A former Guinean prime minister and three ex-ministers were detained on embezzlement charges Wednesday, one of their lawyers said, in the latest probe targeting prominent figures since last year’s military coup.
Guinea’s military junta, led by Colonel Mamady Doumbouya, deposed elected president Alpha Conde at age 83 amid fierce protests over his successful bid for a third term.
After seizing power last year, the junta promised to combat endemic corruption in the West African state.
It also stressed that it would not launch a witch hunt.
On Wednesday, a lawyer acting for Ibrahima Kassory Fofana, who served as prime minister under Conde from May 2018 until the coup, said the politician had been detained.
Former defence minister Mohamed Diane, ex-environment minister Oye Guilavogui and former hydrocarbons minister Zakaria Coulibaly were also held, according to attorney Salifou Beavogui.
The four “have been charged with embezzling public funds,” said Beavogui, adding that they are expected to go on trial on Monday.
“We believe that they do not deserve to be in custody as, pending evidence to the contrary, they have the right to the presumption of innocence. We are dealing with a hasty and punitive procedure,” he said.
The four were ordered to be held after being cross-examined for three days. The details of their alleged offences have not been made public.
The detentions come amid a crackdown on alleged graft by coup leader Doumbouya.
The authorities last month razed the house of former prime minister Cellou Dalein Diallo, a three-time presidential candidate, saying it was state property that was obtained illicitly.
Diallo is also being investigated for alleged self-enrichment over the sale of assets in 2002 of the country’s bankrupt airline, Air Guinea.
As part of the crackdown against alleged graft, the junta has set up a special court for dealing with corruption cases.
It has also expelled numerous executives from the state services as part of its anti-graft drive, with former members of Conde’s RPG party coming under pressure as well.

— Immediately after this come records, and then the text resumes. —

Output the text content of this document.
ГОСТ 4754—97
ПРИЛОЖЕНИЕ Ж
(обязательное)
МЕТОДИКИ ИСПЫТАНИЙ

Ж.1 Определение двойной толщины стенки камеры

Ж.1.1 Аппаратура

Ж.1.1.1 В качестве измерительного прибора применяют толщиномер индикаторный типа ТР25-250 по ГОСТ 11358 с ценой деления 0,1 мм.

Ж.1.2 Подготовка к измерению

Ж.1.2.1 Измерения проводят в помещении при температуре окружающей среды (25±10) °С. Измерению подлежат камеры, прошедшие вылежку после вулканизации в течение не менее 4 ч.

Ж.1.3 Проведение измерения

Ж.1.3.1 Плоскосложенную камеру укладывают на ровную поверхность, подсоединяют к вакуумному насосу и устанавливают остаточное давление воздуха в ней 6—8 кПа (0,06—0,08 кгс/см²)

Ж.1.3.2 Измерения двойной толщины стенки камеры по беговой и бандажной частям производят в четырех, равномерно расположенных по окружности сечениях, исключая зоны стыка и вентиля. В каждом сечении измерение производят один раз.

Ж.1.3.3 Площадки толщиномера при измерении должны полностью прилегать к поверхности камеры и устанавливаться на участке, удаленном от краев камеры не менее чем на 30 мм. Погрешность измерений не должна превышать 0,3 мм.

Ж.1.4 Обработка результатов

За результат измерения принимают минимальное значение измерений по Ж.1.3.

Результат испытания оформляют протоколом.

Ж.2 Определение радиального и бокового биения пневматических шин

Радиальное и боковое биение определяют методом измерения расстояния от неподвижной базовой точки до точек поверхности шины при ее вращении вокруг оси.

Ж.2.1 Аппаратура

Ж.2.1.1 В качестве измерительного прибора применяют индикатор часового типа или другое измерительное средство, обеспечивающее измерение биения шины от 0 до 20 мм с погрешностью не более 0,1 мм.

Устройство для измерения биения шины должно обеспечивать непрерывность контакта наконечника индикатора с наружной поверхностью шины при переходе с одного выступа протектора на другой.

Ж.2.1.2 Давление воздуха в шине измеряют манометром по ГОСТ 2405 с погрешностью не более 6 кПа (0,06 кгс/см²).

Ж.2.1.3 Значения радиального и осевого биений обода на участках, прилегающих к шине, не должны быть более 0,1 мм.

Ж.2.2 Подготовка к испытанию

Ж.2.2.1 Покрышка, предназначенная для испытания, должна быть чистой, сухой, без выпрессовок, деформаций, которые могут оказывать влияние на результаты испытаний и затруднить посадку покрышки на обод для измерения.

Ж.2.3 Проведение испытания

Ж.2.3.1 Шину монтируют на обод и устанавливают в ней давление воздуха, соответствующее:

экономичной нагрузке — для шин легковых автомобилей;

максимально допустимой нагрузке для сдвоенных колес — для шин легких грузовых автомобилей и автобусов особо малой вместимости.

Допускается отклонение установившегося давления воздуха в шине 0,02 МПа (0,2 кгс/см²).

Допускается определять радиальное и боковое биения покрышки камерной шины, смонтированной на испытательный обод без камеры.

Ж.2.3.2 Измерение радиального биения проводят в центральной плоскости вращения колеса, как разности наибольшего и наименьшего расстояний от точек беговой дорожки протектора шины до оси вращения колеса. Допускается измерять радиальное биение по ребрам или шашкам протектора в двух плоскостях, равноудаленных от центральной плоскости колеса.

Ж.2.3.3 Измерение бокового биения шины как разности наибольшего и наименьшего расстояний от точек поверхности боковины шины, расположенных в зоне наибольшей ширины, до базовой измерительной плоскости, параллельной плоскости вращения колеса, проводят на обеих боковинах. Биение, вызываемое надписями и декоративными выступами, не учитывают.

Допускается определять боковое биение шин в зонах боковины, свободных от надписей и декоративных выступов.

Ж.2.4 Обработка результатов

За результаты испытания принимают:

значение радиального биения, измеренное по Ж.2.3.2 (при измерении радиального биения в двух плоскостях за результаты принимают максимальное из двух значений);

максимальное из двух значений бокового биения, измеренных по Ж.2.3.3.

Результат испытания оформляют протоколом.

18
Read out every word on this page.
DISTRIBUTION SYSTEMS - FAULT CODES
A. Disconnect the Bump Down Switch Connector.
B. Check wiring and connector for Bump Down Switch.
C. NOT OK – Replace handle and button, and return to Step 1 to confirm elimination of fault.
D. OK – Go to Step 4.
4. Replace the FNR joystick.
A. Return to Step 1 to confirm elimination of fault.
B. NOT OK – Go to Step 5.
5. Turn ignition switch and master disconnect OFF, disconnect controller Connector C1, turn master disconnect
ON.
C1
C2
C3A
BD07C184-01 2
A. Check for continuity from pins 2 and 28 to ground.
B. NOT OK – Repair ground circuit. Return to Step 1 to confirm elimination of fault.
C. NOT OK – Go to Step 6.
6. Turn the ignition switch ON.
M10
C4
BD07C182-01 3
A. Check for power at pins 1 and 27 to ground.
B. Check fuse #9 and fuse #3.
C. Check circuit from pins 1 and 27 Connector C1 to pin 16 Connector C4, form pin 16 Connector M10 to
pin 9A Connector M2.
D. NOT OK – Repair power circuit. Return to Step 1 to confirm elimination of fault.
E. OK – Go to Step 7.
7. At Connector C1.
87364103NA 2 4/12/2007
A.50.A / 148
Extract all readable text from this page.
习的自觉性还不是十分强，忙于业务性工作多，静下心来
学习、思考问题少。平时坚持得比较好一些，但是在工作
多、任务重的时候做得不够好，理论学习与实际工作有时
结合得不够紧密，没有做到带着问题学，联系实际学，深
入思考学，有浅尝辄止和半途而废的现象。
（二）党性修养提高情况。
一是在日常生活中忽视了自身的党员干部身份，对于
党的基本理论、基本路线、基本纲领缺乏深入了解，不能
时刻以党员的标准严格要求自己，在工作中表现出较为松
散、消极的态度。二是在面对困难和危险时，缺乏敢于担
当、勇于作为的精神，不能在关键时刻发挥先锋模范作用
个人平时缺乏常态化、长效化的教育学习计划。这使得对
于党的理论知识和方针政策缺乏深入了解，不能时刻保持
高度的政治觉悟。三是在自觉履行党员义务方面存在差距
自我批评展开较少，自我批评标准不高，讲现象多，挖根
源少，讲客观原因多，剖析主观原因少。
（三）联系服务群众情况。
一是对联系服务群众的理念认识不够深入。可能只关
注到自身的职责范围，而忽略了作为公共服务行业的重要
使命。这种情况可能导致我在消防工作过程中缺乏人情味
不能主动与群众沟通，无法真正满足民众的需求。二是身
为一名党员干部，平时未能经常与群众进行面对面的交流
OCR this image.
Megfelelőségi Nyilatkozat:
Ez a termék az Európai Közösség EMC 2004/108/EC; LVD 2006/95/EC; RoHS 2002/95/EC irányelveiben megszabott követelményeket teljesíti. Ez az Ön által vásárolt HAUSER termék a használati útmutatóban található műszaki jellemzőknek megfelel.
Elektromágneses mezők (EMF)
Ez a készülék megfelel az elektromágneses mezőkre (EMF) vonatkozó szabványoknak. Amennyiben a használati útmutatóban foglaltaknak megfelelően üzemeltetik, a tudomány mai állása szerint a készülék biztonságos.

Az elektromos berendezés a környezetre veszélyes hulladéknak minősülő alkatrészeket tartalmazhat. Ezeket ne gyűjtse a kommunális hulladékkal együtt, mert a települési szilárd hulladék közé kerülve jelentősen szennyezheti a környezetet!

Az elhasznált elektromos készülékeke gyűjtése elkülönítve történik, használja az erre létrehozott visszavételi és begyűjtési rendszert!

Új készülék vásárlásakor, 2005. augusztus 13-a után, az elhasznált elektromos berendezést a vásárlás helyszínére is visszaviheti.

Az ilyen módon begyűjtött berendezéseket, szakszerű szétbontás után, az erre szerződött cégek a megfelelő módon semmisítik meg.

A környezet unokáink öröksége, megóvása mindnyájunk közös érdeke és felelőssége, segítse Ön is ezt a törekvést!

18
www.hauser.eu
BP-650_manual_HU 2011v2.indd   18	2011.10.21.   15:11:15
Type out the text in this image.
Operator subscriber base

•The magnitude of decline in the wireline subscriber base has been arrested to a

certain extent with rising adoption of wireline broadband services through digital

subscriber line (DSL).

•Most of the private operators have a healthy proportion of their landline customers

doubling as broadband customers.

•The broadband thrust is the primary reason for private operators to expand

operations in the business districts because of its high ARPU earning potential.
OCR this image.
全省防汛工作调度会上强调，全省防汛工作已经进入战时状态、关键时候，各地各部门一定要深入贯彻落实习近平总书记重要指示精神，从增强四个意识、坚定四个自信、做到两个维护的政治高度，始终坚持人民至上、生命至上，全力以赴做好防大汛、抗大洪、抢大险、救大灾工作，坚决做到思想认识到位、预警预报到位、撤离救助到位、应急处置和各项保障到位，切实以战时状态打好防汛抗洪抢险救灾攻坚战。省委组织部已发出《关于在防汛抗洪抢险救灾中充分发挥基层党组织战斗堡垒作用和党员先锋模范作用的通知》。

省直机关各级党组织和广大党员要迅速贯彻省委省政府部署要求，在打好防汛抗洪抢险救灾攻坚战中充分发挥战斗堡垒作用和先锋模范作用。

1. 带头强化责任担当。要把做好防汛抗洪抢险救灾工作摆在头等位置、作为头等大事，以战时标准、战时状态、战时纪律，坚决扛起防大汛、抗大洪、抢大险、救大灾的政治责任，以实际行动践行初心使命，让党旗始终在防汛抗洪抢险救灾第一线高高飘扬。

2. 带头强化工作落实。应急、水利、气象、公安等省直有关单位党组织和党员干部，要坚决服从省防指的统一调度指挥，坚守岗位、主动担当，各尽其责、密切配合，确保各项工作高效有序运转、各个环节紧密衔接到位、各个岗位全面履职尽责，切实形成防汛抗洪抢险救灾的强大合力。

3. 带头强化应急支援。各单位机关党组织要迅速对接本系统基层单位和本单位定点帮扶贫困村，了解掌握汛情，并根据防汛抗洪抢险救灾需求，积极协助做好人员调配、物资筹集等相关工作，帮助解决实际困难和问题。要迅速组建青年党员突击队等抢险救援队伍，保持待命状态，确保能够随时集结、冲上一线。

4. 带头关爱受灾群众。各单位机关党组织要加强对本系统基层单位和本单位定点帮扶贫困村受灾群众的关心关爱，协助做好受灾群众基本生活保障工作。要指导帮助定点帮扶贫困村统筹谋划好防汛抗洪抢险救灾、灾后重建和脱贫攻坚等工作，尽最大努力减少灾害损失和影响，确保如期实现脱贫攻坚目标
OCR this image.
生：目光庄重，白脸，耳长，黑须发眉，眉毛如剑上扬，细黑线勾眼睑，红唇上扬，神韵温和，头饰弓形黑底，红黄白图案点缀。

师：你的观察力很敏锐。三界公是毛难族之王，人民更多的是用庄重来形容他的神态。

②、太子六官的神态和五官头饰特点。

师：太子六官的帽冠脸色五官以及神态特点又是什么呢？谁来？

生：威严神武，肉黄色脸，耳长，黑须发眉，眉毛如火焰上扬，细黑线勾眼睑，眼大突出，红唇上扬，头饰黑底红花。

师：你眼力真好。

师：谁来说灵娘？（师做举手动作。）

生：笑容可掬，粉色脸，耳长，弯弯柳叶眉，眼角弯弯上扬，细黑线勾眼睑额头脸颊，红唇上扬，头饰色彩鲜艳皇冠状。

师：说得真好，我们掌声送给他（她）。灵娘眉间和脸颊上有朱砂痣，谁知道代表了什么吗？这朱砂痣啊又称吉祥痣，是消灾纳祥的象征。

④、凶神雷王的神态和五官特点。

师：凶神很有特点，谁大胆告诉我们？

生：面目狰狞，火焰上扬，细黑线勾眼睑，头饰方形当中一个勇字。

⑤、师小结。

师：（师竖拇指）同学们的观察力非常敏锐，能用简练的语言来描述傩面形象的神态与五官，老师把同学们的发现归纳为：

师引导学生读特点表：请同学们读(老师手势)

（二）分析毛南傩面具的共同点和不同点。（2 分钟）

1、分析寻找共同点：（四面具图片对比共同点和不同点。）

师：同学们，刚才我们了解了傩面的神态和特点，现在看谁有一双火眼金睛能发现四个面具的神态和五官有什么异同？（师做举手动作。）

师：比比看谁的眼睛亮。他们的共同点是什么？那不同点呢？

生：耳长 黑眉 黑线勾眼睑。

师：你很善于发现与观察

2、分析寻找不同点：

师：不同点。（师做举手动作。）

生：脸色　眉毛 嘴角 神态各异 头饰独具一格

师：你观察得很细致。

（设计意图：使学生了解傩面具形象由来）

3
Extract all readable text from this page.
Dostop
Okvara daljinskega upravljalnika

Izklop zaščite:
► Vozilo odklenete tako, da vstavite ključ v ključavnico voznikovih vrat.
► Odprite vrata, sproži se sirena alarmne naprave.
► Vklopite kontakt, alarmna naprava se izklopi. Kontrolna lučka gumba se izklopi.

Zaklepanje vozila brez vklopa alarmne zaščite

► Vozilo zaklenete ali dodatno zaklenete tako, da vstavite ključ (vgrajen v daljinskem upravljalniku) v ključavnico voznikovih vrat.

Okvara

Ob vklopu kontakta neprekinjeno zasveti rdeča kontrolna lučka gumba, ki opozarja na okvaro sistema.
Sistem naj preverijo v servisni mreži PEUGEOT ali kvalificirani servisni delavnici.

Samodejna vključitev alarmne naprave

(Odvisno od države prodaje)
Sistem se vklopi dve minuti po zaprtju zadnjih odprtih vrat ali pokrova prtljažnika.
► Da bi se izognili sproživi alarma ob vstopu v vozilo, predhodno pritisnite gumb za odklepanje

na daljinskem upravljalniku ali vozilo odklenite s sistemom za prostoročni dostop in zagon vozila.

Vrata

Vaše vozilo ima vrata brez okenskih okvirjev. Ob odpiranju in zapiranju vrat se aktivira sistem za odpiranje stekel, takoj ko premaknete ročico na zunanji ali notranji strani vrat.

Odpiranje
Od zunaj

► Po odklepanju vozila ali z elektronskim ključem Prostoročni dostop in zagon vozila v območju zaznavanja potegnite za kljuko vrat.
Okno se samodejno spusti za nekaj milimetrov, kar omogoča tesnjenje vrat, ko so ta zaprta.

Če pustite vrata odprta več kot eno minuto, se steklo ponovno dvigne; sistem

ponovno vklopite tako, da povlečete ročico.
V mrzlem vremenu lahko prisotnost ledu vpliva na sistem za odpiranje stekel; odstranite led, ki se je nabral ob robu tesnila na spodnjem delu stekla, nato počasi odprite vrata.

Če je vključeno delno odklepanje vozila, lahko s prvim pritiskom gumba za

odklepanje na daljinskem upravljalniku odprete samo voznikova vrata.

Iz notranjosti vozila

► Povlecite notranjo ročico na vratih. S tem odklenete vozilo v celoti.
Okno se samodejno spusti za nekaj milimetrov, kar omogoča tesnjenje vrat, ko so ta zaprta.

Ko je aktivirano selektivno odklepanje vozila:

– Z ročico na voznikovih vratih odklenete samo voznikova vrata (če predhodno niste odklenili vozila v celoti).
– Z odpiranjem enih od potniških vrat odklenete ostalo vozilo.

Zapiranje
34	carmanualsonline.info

The former prime minister and three ex-ministers — who are all RPG members — appeared before the corruption court on Wednesday, according to an AFP journalist.
Gendarmes subsequently escorted them to a prison in the capital Conakry.
Doumbouya has promised to restore civilian rule in Guinea. However, he also swore himself in as interim president and refused to commit to a date for elections.
Many Guineans initially welcomed the coup, but there is growing discontent with the junta in the impoverished nation of 13 million people.
On March 22, Doumbouya launched a six-week conference designed to heal historic wounds in the country, which has a history of authoritarian rule.
Prominent political groups, including a coalition that led protests against Conde, are boycotting the talks.
The RPG said in a statement it had “full confidence in the justice system of our country, despite actions that resemble a targeted attack”.